The Brexit effects on UK travellers are still mostly unknown, but the 15 pages of the negotiators’ joint report contain a couple of clues about how life might be from 29 March 2019 onwards.
The deal is not concerned with the minutiae of travel, but the agreements on Ireland and healthcare for long-term residents both signal that two aspects may remain the same.
Long before both countries joined the EU, the UK and Ireland had a “Common Travel Area” that allowed free movement to and from the Republic, with no passports required; though some airlines now insist on them, that is for commercial rather than legal reasons.
The deal on Ireland includes the line: “The United Kingdom confirms and accepts that the Common Travel Area and associated rights and privileges can continue to operate.”

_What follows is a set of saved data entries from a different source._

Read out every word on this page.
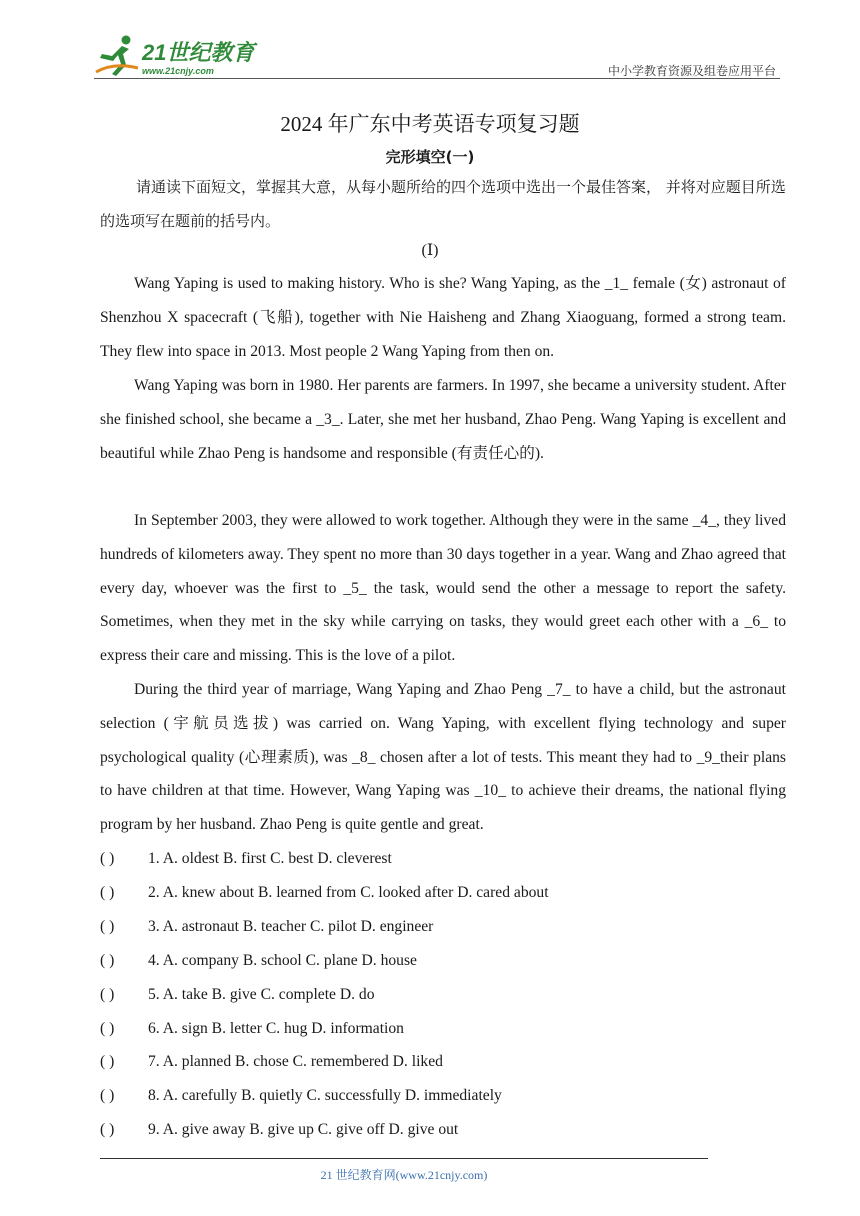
21世纪教育
www.21cnjy.com	中小学教育资源及组卷应用平台
2024 年广东中考英语专项复习题
完形填空(一)
请通读下面短文，掌握其大意，从每小题所给的四个选项中选出一个最佳答案， 并将对应题目所选的选项写在题前的括号内。
(Ⅰ)

Wang Yaping is used to making history. Who is she? Wang Yaping, as the _1_ female (女) astronaut of Shenzhou X spacecraft (飞船), together with Nie Haisheng and Zhang Xiaoguang, formed a strong team. They flew into space in 2013. Most people 2 Wang Yaping from then on.

Wang Yaping was born in 1980. Her parents are farmers. In 1997, she became a university student. After she finished school, she became a _3_. Later, she met her husband, Zhao Peng. Wang Yaping is excellent and beautiful while Zhao Peng is handsome and responsible (有责任心的).

In September 2003, they were allowed to work together. Although they were in the same _4_, they lived hundreds of kilometers away. They spent no more than 30 days together in a year. Wang and Zhao agreed that every day, whoever was the first to _5_ the task, would send the other a message to report the safety. Sometimes, when they met in the sky while carrying on tasks, they would greet each other with a _6_ to express their care and missing. This is the love of a pilot.

During the third year of marriage, Wang Yaping and Zhao Peng _7_ to have a child, but the astronaut selection (宇航员选拔) was carried on. Wang Yaping, with excellent flying technology and super psychological quality (心理素质), was _8_ chosen after a lot of tests. This meant they had to _9_their plans to have children at that time. However, Wang Yaping was _10_ to achieve their dreams, the national flying program by her husband. Zhao Peng is quite gentle and great.

( )	1. A. oldest B. first C. best D. cleverest
( )	2. A. knew about B. learned from C. looked after D. cared about
( )	3. A. astronaut B. teacher C. pilot D. engineer
( )	4. A. company B. school C. plane D. house
( )	5. A. take B. give C. complete D. do
( )	6. A. sign B. letter C. hug D. information
( )	7. A. planned B. chose C. remembered D. liked
( )	8. A. carefully B. quietly C. successfully D. immediately
( )	9. A. give away B. give up C. give off D. give out
21 世纪教育网(www.21cnjy.com)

So it is likely that no extra passport/immigration barriers will be imposed, though customs checks may be reintroduced.
The rules for healthcare for future British travellers are more opaque, but it is possible to make some inferences about the European Health Insurance Card (EHIC) scheme.
At present the EHIC entitles UK residents to treatment in all EU countries on the the same basis as local people. One detail has been cleared up: Anyone abroad on 29 March 2019 will continue to be covered by the EHIC for as long as they remain abroad.
While that clarification will affect very few holidaymakers or business travellers, the open-ended nature of the commitment – “as long as that stay, residence or treatment continues” – suggests that the EHIC scheme will remain in place.
Almost everything else about the future of travel is unclear, starting with whether the Open Skies agreement will continue after Brexit; when negotiations begin, aviation is likely to be at the top of the list. Airlines are already planning their summer 2019 operations even though there is a regulatory vacuum.